State Sen. Bill Diamond, D-Cumberland, of Windham announced earlier this week that “Tina’s Law” was given a unanimous “ought to pass” vote by members of the Joint Standing Committee on Criminal Justice and Public Safety.

Senator Diamond’s legislation, An Act to Safeguard Maine’s Highways, seeks to stiffen penalties against repeat offenders operating a vehicle after their license is suspended.
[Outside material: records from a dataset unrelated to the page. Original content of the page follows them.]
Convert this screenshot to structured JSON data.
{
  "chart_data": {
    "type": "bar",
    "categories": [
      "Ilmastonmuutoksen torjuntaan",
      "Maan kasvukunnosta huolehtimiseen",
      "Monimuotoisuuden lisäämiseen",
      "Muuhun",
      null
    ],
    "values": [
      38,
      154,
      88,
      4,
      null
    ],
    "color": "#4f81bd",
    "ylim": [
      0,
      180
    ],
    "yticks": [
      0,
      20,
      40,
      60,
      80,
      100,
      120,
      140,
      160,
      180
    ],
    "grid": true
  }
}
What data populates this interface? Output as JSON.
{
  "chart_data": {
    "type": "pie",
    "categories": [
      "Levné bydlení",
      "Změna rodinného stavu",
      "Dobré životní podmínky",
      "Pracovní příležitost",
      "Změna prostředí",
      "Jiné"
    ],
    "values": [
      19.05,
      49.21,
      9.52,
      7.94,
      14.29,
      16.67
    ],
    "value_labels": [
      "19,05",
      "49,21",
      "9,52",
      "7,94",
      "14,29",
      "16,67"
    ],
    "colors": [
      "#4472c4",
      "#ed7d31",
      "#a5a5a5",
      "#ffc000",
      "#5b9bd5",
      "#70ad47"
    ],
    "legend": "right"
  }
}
The legislation has been dubbed “Tina’s Law” in honor of Tina Turcotte whose life was claimed by a horrific traffic accident July 29, 2005 on Interstate 95. Scott Hewitt, who was behind the wheel of the tractor trailer rig that crashed into Tina’s car, was driving with a suspended license at the time of the accident.

“This is landmark legislation in that Maine is taking a new approach toward people who continue to drive after their license is suspended,” commented Senator Diamond. “Tina’s Law makes operating after suspension (OAS) a serious offense with mandated jail sentences for repeat offenders. If a driver is caught driving after suspension, the message will be unmistakable by way of increased fees and jail time. This bill says when you’re caught for OAS, you’re off the road.”

In order to be subject to Tina’s Law, a driver must have had three major offenses as described in the legislation. The bill now heads to the full Legislature for debate.